Seven people were killed in an Israeli air raid on a Hezbollah rescue facility in the heart of Beirut late Wednesday, according to the Lebanese health ministry.
Seven paramedics were killed and several others were injured in an Israeli raid targeting Bashoura, a district in the center of the capital, the Hezbollah-affiliated Islamic Health Organization said.
AFP journalists in Beirut heard a loud explosion and reported some building had shaken in the second strike targeting the capital's center this week.
The strike destroyed a floor in the building.

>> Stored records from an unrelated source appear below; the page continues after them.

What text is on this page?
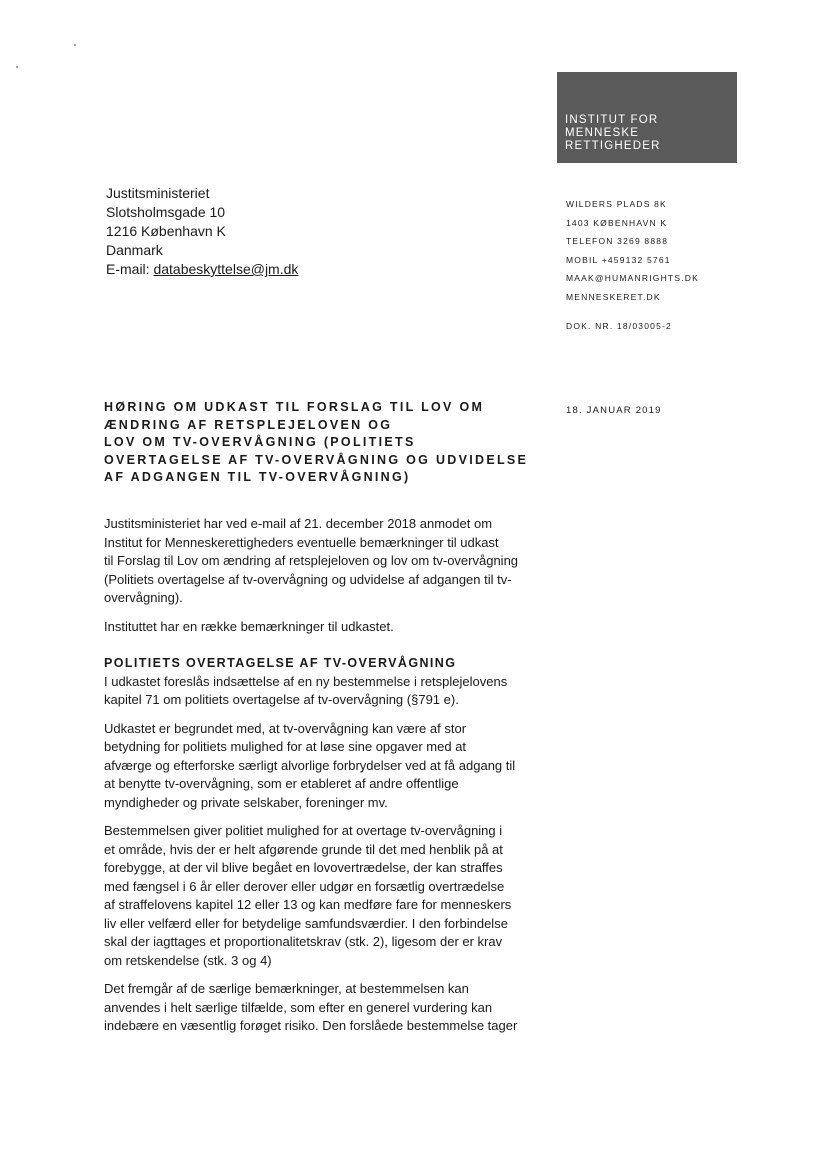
INSTITUT FOR
MENNESKE
RETTIGHEDER
Justitsministeriet
Slotsholmsgade 10
1216 København K
Danmark
E-mail: databeskyttelse@jm.dk
WILDERS PLADS 8K
1403 KØBENHAVN K
TELEFON 3269 8888
MOBIL +459132 5761
MAAK@HUMANRIGHTS.DK
MENNESKERET.DK
DOK. NR. 18/03005-2
18. JANUAR 2019
HØRING OM UDKAST TIL FORSLAG TIL LOV OM
ÆNDRING AF RETSPLEJELOVEN OG
LOV OM TV-OVERVÅGNING (POLITIETS
OVERTAGELSE AF TV-OVERVÅGNING OG UDVIDELSE
AF ADGANGEN TIL TV-OVERVÅGNING)
Justitsministeriet har ved e-mail af 21. december 2018 anmodet om
Institut for Menneskerettigheders eventuelle bemærkninger til udkast
til Forslag til Lov om ændring af retsplejeloven og lov om tv-overvågning
(Politiets overtagelse af tv-overvågning og udvidelse af adgangen til tv-
overvågning).
Instituttet har en række bemærkninger til udkastet.
POLITIETS OVERTAGELSE AF TV-OVERVÅGNING
I udkastet foreslås indsættelse af en ny bestemmelse i retsplejelovens
kapitel 71 om politiets overtagelse af tv-overvågning (§791 e).
Udkastet er begrundet med, at tv-overvågning kan være af stor
betydning for politiets mulighed for at løse sine opgaver med at
afværge og efterforske særligt alvorlige forbrydelser ved at få adgang til
at benytte tv-overvågning, som er etableret af andre offentlige
myndigheder og private selskaber, foreninger mv.
Bestemmelsen giver politiet mulighed for at overtage tv-overvågning i
et område, hvis der er helt afgørende grunde til det med henblik på at
forebygge, at der vil blive begået en lovovertrædelse, der kan straffes
med fængsel i 6 år eller derover eller udgør en forsætlig overtrædelse
af straffelovens kapitel 12 eller 13 og kan medføre fare for menneskers
liv eller velfærd eller for betydelige samfundsværdier. I den forbindelse
skal der iagttages et proportionalitetskrav (stk. 2), ligesom der er krav
om retskendelse (stk. 3 og 4)
Det fremgår af de særlige bemærkninger, at bestemmelsen kan
anvendes i helt særlige tilfælde, som efter en generel vurdering kan
indebære en væsentlig forøget risiko. Den forslåede bestemmelse tager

- Banned phosphorous bombs -
Residents reported a sulfur-like smell following the attack, and Lebanon’s state-run National News Agency accused Israel of using internationally banned phosphorous bombs. Human rights groups have in the past accused Israel of using white phosphorus incendiary shells on towns and villages in conflict-hit southern Lebanon.
- Toll rises to 1,928 -
Israel launched three air raids on Beirut's southern suburbs just before midnight Wednesday, a source close to Hezbollah said, the third wave of strikes in the past 24 hours. The explosions were audible kilometers away.

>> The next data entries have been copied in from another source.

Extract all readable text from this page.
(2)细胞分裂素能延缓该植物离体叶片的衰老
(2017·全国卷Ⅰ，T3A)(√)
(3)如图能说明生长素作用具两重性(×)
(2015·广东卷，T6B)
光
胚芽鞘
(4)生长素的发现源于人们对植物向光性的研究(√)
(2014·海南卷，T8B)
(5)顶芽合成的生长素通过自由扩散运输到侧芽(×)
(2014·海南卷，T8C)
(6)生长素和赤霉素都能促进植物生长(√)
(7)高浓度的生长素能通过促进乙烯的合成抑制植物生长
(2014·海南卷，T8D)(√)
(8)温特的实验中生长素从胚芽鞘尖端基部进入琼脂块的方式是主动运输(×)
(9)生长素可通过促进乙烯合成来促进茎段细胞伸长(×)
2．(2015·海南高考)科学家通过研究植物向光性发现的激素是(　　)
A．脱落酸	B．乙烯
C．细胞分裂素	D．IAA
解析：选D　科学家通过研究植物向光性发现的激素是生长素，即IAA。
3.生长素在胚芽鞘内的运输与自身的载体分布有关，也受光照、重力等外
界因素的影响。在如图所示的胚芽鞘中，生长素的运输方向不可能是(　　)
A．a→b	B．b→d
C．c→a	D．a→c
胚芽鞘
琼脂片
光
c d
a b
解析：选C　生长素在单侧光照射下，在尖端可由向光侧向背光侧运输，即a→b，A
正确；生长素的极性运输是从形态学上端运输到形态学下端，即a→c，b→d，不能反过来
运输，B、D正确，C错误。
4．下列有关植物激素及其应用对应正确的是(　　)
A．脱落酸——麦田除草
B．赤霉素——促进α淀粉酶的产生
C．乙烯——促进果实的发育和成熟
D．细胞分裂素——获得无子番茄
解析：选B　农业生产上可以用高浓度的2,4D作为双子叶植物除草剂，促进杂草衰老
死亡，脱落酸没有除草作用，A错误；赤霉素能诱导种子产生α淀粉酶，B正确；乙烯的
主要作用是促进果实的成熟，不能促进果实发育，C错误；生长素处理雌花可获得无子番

Residents in multiple parts of densely-populated southern Beirut were told by the Israeli military to leave the area in the early hours of Thursday, in an order published on social media.
The Lebanese health ministry said late Wednesday that 46 people were killed and 85 others injured by "enemy Israeli strikes" across the country over the past 24 hours.
Lebanon's disaster management agency said earlier that 1,928 people have been killed since Israel and Hezbollah began trading cross-border fire after the Gaza war erupted on October 7, 2023.